Saku Koivu does not have the size or youth of his brother, but offers a ton of skill, smarts, heart and international experience. Granlund is Finland’s brightest young hope for future hockey stardom, while Ruutu adds a great deal of grit and physicality with an under-appreciated scoring touch. On the third line, Olli Jokinen offers size and several 30+ goal seasons, pivoting the physical Leino and the speedy and all-around solid Korpikoski. Rounding out the forward cache are three solid NHL foot-soldiers in Jussi Jokinen, Bergenheim and Hartikainen. Barkov is expected to be a top-five pick in the 2013 NHL draft while Armia is Buffalo’s top offensive prospect. They are both too young to likely make a difference in 2014, but expect to see them both skating for Finland in future games.
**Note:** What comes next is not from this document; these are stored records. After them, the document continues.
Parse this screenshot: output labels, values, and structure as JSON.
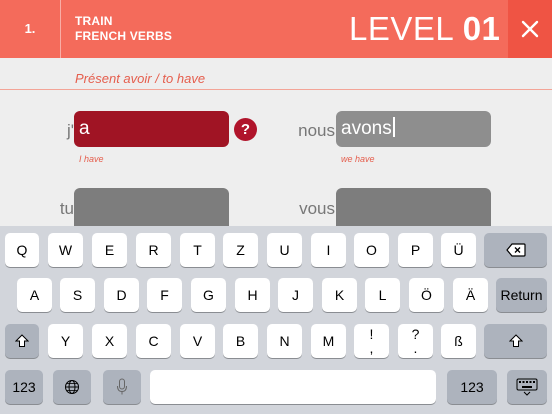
{
  "header": {
    "step_number": "1.",
    "title_line1": "TRAIN",
    "title_line2": "FRENCH VERBS",
    "level_label": "LEVEL",
    "level_number": "01",
    "close_icon": "close-icon",
    "bg_color": "#f46b5b"
  },
  "exercise": {
    "subtitle": "Présent avoir / to have",
    "conjugations": [
      {
        "pronoun": "j'",
        "value": "a",
        "hint": "I have",
        "state": "incorrect"
      },
      {
        "pronoun": "nous",
        "value": "avons",
        "hint": "we have",
        "state": "editing"
      },
      {
        "pronoun": "tu",
        "value": "",
        "hint": "",
        "state": "empty"
      },
      {
        "pronoun": "vous",
        "value": "",
        "hint": "",
        "state": "empty"
      }
    ],
    "help_button": "?",
    "error_color": "#a01424"
  },
  "keyboard": {
    "row1": [
      "Q",
      "W",
      "E",
      "R",
      "T",
      "Z",
      "U",
      "I",
      "O",
      "P",
      "Ü"
    ],
    "row2": [
      "A",
      "S",
      "D",
      "F",
      "G",
      "H",
      "J",
      "K",
      "L",
      "Ö",
      "Ä"
    ],
    "row3": [
      "Y",
      "X",
      "C",
      "V",
      "B",
      "N",
      "M",
      "ß"
    ],
    "row3_punct": [
      {
        "top": "!",
        "bottom": ","
      },
      {
        "top": "?",
        "bottom": "."
      }
    ],
    "return_label": "Return",
    "numbers_label": "123",
    "icons": [
      "backspace-icon",
      "shift-icon",
      "globe-icon",
      "microphone-icon",
      "keyboard-dismiss-icon"
    ]
  }
}
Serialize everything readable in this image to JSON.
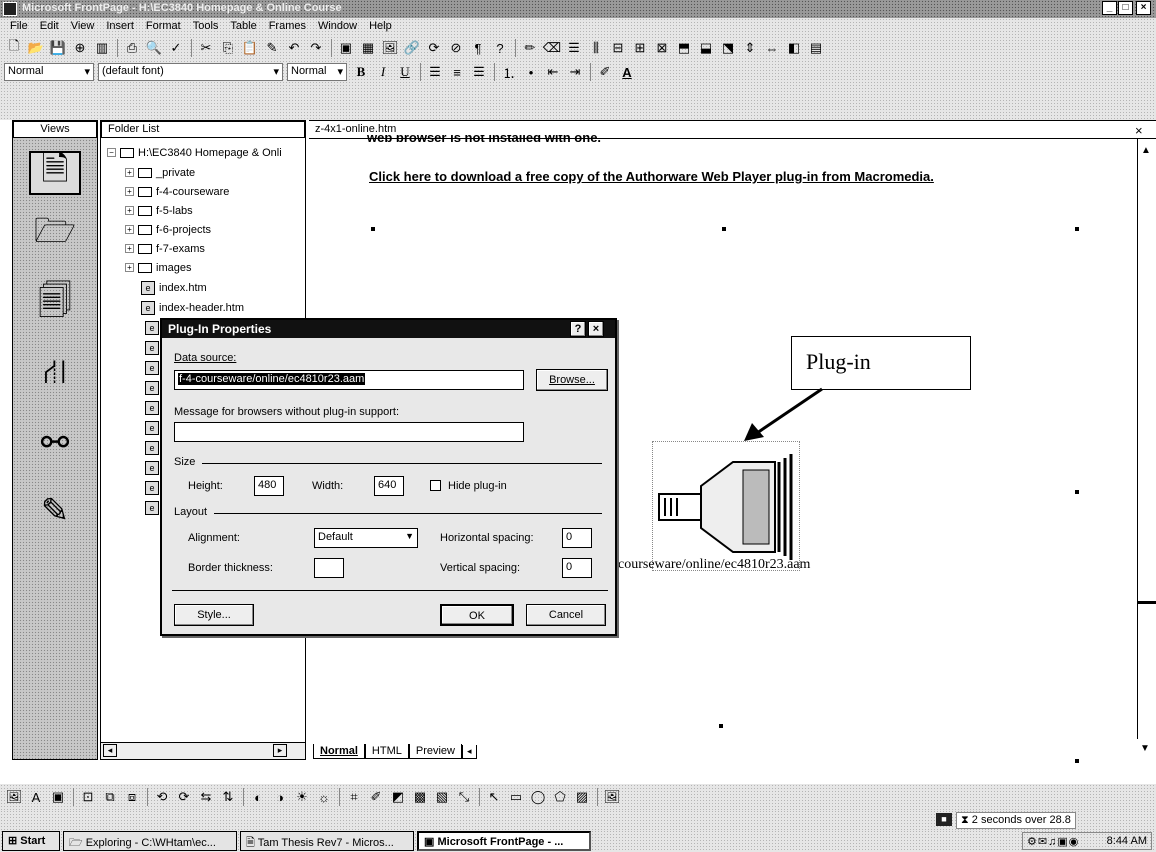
{
  "window": {
    "title": "Microsoft FrontPage - H:\\EC3840 Homepage & Online Course",
    "min_label": "_",
    "max_label": "□",
    "close_label": "×"
  },
  "menu": [
    "File",
    "Edit",
    "View",
    "Insert",
    "Format",
    "Tools",
    "Table",
    "Frames",
    "Window",
    "Help"
  ],
  "format_bar": {
    "style": "Normal",
    "font": "(default font)",
    "size": "Normal",
    "bold": "B",
    "italic": "I",
    "underline": "U"
  },
  "views_panel": {
    "header": "Views"
  },
  "folder_panel": {
    "header": "Folder List",
    "root": "H:\\EC3840 Homepage & Onli",
    "folders": [
      "_private",
      "f-4-courseware",
      "f-5-labs",
      "f-6-projects",
      "f-7-exams",
      "images"
    ],
    "files": [
      "index.htm",
      "index-header.htm"
    ]
  },
  "editor": {
    "file_tab": "z-4x1-online.htm",
    "close_label": "×",
    "truncated_text": "web browser is not installed with one.",
    "download_link": "Click here to download a free copy of the Authorware Web Player plug-in from Macromedia.",
    "plugin_path_text": "courseware/online/ec4810r23.aam",
    "callout_label": "Plug-in",
    "view_tabs": [
      "Normal",
      "HTML",
      "Preview"
    ]
  },
  "dialog": {
    "title": "Plug-In Properties",
    "help_label": "?",
    "close_label": "×",
    "data_source_label": "Data source:",
    "data_source_value": "f-4-courseware/online/ec4810r23.aam",
    "browse_label": "Browse...",
    "message_label": "Message for browsers without plug-in support:",
    "message_value": "",
    "size_group": "Size",
    "height_label": "Height:",
    "height_value": "480",
    "width_label": "Width:",
    "width_value": "640",
    "hide_plugin_label": "Hide plug-in",
    "layout_group": "Layout",
    "alignment_label": "Alignment:",
    "alignment_value": "Default",
    "border_label": "Border thickness:",
    "border_value": "",
    "hspace_label": "Horizontal spacing:",
    "hspace_value": "0",
    "vspace_label": "Vertical spacing:",
    "vspace_value": "0",
    "style_label": "Style...",
    "ok_label": "OK",
    "cancel_label": "Cancel"
  },
  "status_bar": {
    "download_time": "2 seconds over 28.8"
  },
  "taskbar": {
    "start_label": "Start",
    "tasks": [
      "Exploring - C:\\WHtam\\ec...",
      "Tam Thesis Rev7 - Micros...",
      "Microsoft FrontPage - ..."
    ],
    "clock": "8:44 AM"
  }
}
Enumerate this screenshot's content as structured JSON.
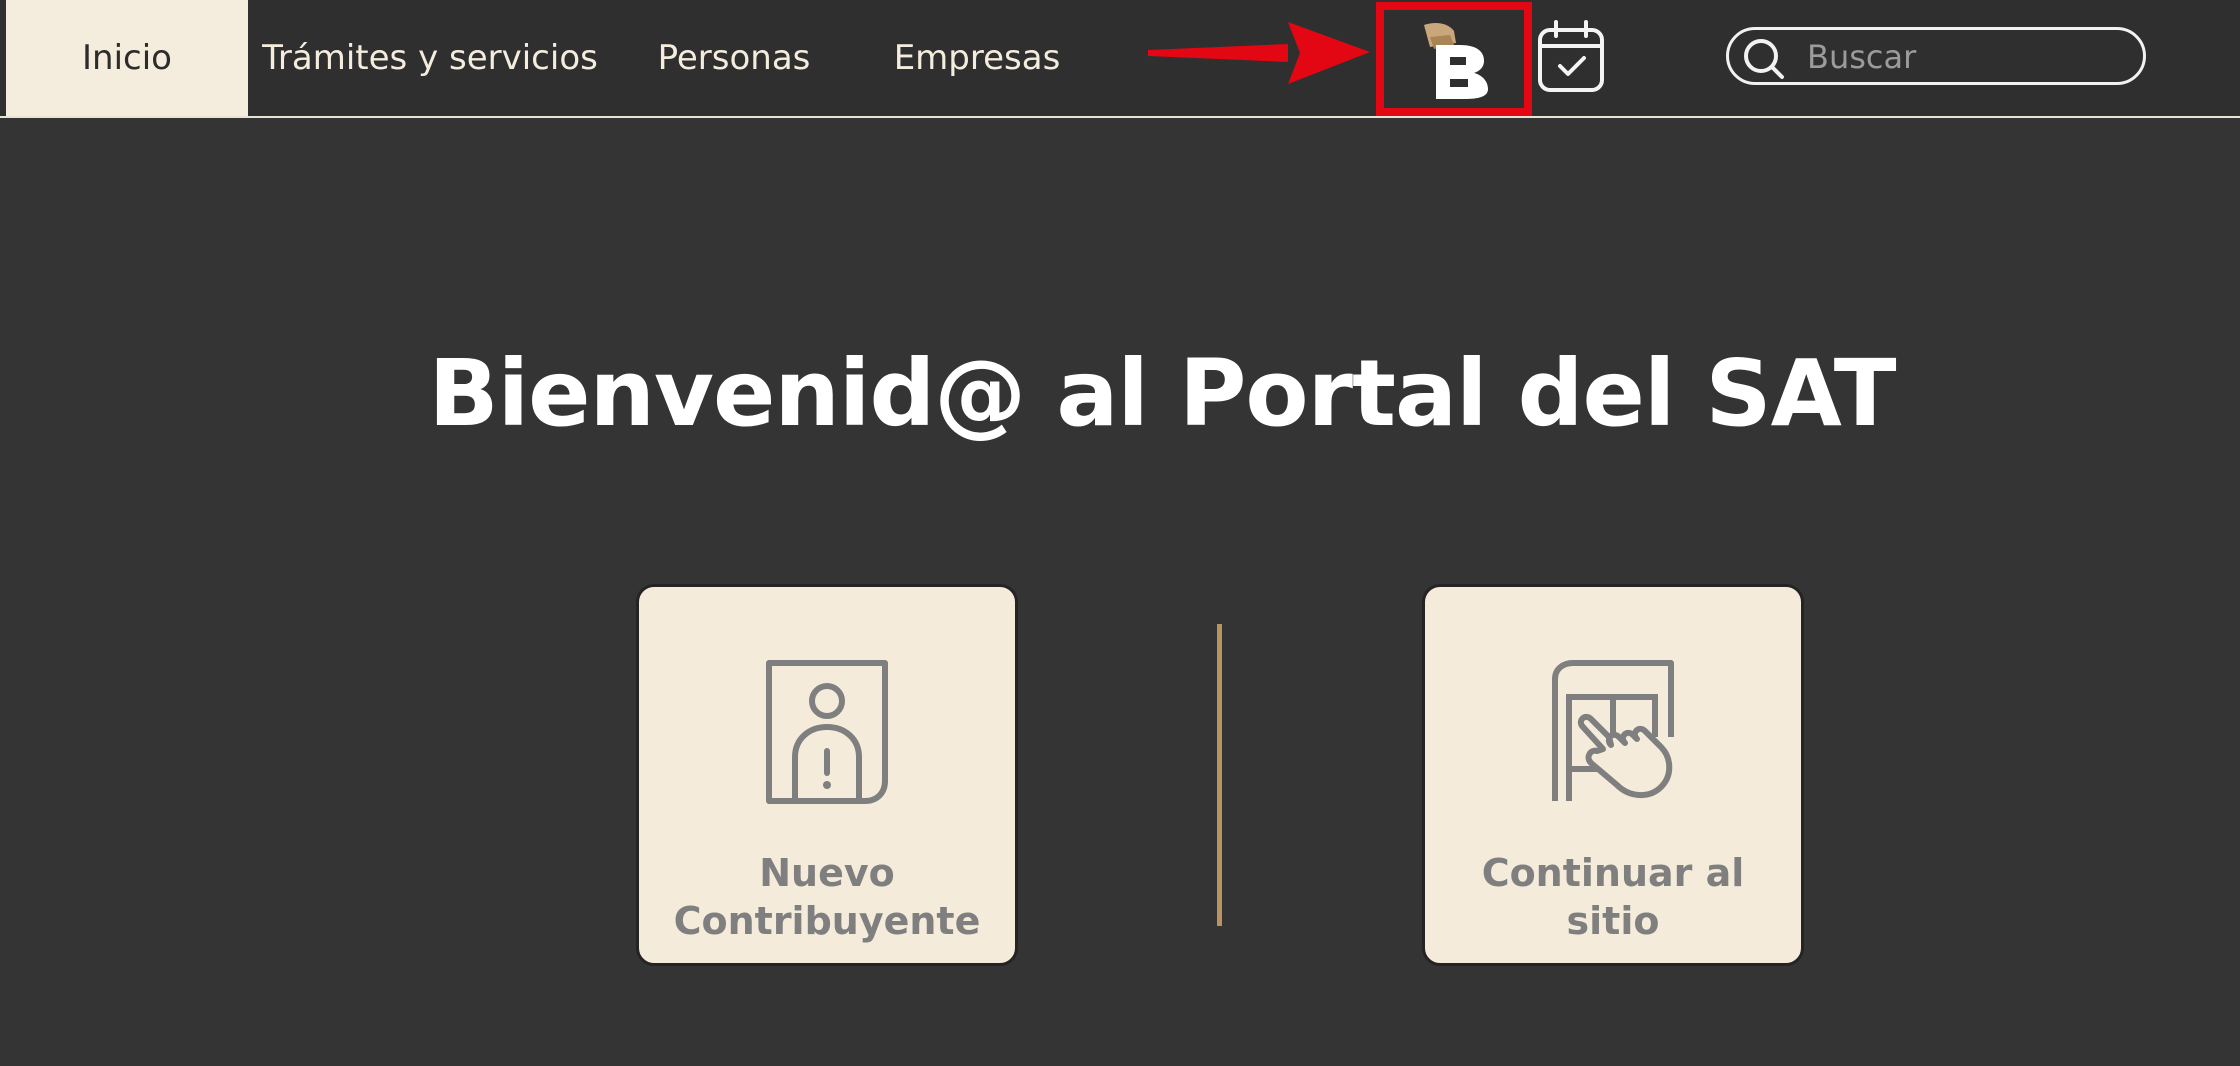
{
  "colors": {
    "background": "#343434",
    "nav_background": "#2f2f2f",
    "active_tab": "#f4ecdc",
    "card_background": "#f4ebdb",
    "accent_gold": "#b8955e",
    "annotation_red": "#e30613"
  },
  "nav": {
    "items": [
      {
        "label": "Inicio",
        "active": true
      },
      {
        "label": "Trámites y servicios",
        "active": false
      },
      {
        "label": "Personas",
        "active": false
      },
      {
        "label": "Empresas",
        "active": false
      }
    ]
  },
  "icons": {
    "brand": "brand-b-logo-icon",
    "calendar": "calendar-check-icon",
    "search": "search-icon",
    "new_taxpayer": "id-card-person-alert-icon",
    "continue": "touch-screen-hand-icon",
    "annotation": "red-arrow-icon"
  },
  "search": {
    "placeholder": "Buscar"
  },
  "hero": {
    "title": "Bienvenid@ al Portal del SAT"
  },
  "cards": [
    {
      "label_line1": "Nuevo",
      "label_line2": "Contribuyente"
    },
    {
      "label_line1": "Continuar al",
      "label_line2": "sitio"
    }
  ]
}
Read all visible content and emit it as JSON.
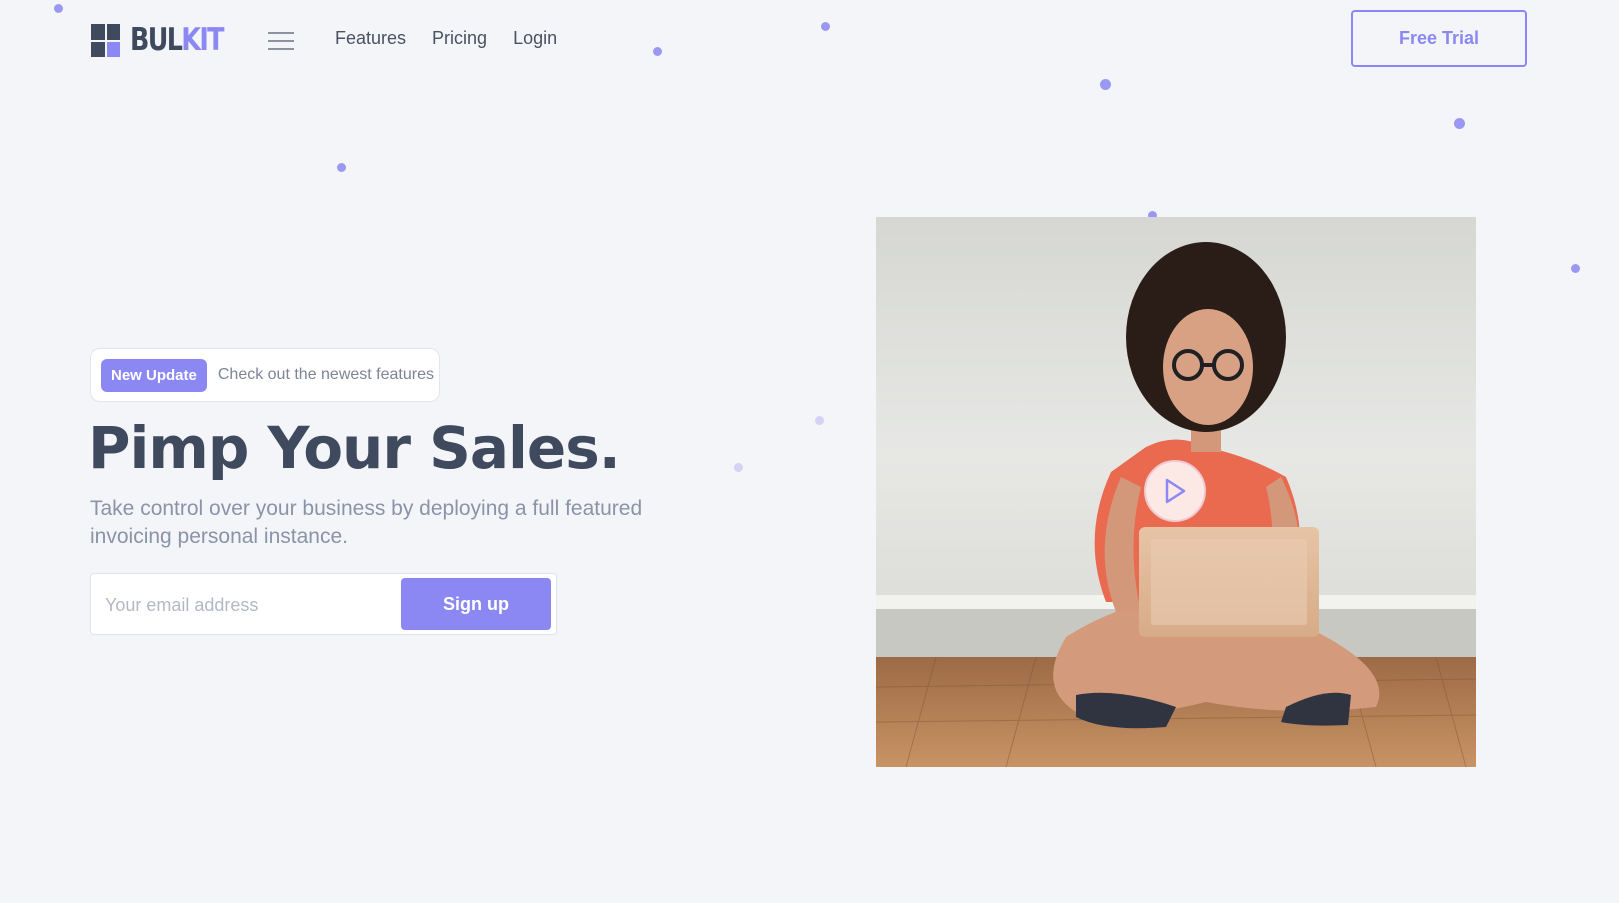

Why I Left Them Off/ Put Them On:
Boston Bruins fans may be upset that I left off Tuuka Rask, especially with the hot start he has enjoyed for the B’s this season. As I mentioned, Kiprusoff has previously experienced the pressure cooker of the Olympic tournament. With a questionable blueline, Rinne is no sure thing. He is used to the conservative, slow games preferred by his defensively-minded Nashville Predators. If Rinne falters in a more wide-open Olympic tournament, they will need Kiprusoff’s veteran savvy to right the ship.
Prediciton: 5th Place
Finland’s placement in Group B likely will earn them a spot in the medal round. Though it is unlikely to see them finishing ahead of fellow group-member Canada, they should not have trouble placing ahead of Norway and Austria. Their excellent goaltending tandem of Rinne and Kiprusoff behind a fast and physical group of forwards should make them a challenge to play even for the elite Olympic teams of Canada, Russia, Sweden and the United States. The thin-ish Finnish defense corps, however, will ultimately inhibit them from winning a medal for the third consecutive Olympic games.